Enzo brushes my hand briefly, then follows Giovanni down the path.
I watch them go. Something in Giovanni's gait is too smooth. His timing is too precise. The way he turned up just as our conversation reached its sharpest point. I cannot name it. But it sits wrong.
And I've learned to trust when something sits wrong.
22
ARIA
Two weeks later, I am still adjusting to this life.
Daylight breaks over the estate in strokes of soft amber, the kind of golden hush that makes everything look more forgiving than it is.
Light pools in the corners of our new rooms like a benediction, as if trying to soften the edges of a life that no longer fits into clear definitions.
Luca keeps Enzo very busy.
He is hardly here with his family.
But I know what comes with choosing this life, and what time he has with his son and me makes me grateful.
Now that I am back, it is with the determination to make this family whole, as it should be.
If that means staying with the Salvatores for as long as Enzo needs to, so be it.
This morning, I move quietly through the kitchen, barefoot on cold tile, spreading butter on toast while Gabriel swings his feet under the small table, frowning into his cocoa.
"I don't like it here," he mutters, not looking up. "It smells like old people and soap."
I pause mid-slice, forcing a smile. "That means it's clean."
"It means it's not home."
His voice is careful in the way only children learn to speak when they've already lost too much.
I cross to him and crouch beside the chair, brushing his curls back from his forehead. "I know, baby. But it's only for a little while. We're safe now."
I don't tell him the truth—that the school forms still sit unfinished in the drawer, that I haven't yet figured out how to let him leave the estate grounds each morning when enemies might still be watching.
I don't tell him that I've spent the past two weeks waiting to breathe, too afraid the walls might turn on us before I could call it safe.
Instead, I just kiss the top of his head and hope he can't feel how much of me is still bracing for the worst.
He meets my eyes with the kind of solemn clarity that always undoes me. "Is this like the other places?
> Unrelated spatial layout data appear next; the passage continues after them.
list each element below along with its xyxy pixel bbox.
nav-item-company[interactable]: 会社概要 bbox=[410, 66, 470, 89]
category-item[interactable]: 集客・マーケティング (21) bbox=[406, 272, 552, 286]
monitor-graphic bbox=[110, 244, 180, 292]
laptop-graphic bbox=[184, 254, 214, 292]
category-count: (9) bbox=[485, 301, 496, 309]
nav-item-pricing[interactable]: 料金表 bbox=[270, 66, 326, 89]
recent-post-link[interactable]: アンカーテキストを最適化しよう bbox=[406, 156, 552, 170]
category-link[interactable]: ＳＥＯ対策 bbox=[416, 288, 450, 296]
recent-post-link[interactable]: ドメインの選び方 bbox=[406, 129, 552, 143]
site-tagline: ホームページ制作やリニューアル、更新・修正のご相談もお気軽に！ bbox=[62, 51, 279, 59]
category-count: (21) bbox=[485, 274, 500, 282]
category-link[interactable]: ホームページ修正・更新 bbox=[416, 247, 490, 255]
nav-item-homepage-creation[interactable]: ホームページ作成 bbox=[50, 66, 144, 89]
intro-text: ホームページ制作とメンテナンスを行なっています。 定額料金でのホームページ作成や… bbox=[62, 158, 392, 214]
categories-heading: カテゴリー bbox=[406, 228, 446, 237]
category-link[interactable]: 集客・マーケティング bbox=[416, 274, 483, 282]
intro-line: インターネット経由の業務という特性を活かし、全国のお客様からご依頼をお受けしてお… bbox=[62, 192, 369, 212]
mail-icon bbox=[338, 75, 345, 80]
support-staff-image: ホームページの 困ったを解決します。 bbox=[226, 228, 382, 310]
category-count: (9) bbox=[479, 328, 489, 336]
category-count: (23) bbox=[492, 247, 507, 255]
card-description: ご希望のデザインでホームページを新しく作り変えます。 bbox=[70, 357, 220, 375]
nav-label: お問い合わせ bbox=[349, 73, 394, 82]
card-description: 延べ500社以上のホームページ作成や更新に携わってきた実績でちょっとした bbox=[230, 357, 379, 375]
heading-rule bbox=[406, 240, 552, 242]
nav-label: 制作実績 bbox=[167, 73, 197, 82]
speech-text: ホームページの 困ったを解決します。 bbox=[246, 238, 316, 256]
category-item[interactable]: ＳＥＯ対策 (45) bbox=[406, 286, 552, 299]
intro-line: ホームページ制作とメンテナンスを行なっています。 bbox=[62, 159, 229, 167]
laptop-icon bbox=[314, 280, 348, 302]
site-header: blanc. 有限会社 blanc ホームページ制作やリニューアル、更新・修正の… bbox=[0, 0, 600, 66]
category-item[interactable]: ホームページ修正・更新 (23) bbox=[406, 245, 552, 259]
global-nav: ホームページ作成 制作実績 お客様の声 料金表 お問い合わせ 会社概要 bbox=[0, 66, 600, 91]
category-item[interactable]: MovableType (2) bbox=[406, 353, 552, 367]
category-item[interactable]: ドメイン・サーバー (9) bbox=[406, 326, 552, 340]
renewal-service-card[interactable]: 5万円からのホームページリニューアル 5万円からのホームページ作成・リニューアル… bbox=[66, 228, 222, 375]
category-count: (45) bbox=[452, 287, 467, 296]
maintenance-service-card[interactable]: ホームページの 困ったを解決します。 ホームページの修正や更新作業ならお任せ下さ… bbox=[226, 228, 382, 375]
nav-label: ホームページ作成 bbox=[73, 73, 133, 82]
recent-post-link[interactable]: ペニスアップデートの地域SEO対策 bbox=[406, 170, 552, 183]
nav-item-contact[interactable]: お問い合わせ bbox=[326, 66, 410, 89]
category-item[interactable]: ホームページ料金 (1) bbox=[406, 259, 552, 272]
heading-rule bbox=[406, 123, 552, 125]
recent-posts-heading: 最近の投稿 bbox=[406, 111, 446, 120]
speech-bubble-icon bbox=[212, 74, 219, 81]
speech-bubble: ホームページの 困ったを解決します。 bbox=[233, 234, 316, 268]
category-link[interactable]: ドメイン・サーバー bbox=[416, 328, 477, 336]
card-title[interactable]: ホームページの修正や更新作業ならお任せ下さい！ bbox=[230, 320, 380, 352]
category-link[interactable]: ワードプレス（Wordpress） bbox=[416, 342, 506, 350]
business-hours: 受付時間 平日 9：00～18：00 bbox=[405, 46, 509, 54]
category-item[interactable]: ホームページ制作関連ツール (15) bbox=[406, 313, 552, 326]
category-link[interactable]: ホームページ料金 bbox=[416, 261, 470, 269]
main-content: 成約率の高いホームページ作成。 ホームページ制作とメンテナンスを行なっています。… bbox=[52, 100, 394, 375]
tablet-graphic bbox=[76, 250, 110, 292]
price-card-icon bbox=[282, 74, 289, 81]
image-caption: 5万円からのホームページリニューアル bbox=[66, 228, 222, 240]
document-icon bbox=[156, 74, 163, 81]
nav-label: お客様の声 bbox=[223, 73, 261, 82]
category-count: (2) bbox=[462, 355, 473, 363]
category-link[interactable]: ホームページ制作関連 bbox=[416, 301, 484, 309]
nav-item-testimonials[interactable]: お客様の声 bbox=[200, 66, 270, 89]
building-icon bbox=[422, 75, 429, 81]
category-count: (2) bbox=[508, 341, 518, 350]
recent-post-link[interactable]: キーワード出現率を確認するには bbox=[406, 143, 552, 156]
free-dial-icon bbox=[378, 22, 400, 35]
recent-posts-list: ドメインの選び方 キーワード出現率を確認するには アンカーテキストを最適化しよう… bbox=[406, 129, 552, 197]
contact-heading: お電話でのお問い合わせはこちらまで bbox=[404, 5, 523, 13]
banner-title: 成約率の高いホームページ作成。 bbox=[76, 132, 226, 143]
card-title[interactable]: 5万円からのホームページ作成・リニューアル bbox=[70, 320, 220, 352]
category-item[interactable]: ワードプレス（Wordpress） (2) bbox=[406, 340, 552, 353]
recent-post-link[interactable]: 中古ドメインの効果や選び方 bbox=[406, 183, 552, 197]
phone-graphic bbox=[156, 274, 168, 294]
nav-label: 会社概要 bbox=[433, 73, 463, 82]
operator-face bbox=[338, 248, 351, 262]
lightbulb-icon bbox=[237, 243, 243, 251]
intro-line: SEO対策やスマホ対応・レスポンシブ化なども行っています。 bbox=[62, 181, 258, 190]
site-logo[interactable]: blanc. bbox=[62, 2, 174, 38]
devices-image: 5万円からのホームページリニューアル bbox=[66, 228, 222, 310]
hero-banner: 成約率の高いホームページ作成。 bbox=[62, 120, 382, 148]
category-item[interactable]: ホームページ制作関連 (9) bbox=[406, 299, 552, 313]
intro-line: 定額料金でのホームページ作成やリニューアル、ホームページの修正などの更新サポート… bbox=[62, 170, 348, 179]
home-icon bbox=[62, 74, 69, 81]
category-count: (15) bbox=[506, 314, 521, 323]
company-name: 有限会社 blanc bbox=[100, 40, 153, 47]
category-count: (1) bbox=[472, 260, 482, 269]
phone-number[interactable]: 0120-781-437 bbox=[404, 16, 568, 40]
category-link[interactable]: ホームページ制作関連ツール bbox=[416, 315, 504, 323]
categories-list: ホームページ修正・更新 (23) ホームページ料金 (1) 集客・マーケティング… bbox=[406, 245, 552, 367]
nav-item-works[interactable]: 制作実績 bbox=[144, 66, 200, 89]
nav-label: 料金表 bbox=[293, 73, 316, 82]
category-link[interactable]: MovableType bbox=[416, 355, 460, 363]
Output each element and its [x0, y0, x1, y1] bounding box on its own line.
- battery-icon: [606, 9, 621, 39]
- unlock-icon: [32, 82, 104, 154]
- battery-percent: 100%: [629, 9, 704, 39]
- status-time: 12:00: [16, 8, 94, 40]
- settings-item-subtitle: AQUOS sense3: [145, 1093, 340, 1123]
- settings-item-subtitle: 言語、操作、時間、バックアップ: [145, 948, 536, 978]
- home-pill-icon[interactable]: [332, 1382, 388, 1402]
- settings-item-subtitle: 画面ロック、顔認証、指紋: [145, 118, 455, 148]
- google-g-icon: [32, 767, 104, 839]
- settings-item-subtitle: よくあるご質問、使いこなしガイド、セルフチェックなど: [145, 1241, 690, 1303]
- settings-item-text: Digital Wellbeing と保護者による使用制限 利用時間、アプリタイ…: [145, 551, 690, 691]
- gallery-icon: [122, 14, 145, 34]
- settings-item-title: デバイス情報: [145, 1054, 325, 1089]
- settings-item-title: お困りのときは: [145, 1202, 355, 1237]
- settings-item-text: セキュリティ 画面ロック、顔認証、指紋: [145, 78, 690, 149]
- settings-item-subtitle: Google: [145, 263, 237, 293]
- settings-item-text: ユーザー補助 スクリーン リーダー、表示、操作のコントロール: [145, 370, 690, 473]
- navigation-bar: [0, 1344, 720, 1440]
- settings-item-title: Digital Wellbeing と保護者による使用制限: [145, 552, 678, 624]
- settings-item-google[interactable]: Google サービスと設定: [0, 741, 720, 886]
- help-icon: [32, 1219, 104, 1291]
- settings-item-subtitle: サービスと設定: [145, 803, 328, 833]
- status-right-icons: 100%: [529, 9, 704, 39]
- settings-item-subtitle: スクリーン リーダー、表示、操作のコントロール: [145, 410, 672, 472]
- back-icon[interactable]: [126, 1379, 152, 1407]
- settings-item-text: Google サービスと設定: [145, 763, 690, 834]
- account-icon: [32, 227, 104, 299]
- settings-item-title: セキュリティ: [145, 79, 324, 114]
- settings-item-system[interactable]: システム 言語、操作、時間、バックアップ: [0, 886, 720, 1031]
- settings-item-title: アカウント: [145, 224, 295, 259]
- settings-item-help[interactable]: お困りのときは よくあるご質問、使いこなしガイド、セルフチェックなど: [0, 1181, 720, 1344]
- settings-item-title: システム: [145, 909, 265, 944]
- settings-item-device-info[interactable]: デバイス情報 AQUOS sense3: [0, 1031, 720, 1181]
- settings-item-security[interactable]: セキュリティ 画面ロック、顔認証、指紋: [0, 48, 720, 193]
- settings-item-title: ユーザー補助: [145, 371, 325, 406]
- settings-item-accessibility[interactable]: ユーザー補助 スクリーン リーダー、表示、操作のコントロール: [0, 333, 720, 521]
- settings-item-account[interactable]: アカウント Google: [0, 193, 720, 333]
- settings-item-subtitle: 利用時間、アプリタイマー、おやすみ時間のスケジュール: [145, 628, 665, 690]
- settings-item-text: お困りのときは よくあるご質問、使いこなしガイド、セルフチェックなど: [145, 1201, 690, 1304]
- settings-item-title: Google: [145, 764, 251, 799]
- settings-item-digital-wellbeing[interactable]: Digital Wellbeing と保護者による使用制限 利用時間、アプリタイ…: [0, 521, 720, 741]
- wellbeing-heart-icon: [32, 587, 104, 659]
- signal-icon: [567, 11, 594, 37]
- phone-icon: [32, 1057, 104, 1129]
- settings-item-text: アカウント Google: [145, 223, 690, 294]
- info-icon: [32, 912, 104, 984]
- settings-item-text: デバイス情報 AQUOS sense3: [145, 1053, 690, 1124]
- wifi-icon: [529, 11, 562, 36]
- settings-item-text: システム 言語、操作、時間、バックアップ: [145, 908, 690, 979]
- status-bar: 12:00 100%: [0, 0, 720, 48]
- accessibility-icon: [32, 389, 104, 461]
Are we going to leave again?"
"No," I say, and it's not a lie. "We're going to find a school nearby. You'll make new friends. Maybe even have your own room again."
He pushes the cocoa away. "I already had friends. Landon and Leo. And we had the tree we used to climb."
I draw him close, hold him until his small body relaxes against mine, until his arms twine around my neck like they used to when he was smaller, less burdened. "You still have them. But now you have more. This is a beginning, not an end."
But I also feel the absence of what we built, the rhythm of our quiet routines now disrupted by the creak of new doors and the heaviness of unfamiliar footsteps echoing through old halls. He doesn't cry. He hasn't cried in a long time. That breaks me more than anything.
Later, when he's curled on the window seat reading the same page for the fourth time, I slip out.
Enzo is away on an assignment, so there's not much else to do except explore the estate.
The morning is cool, the sky soft with clouds, the olive trees whispering faintly overhead.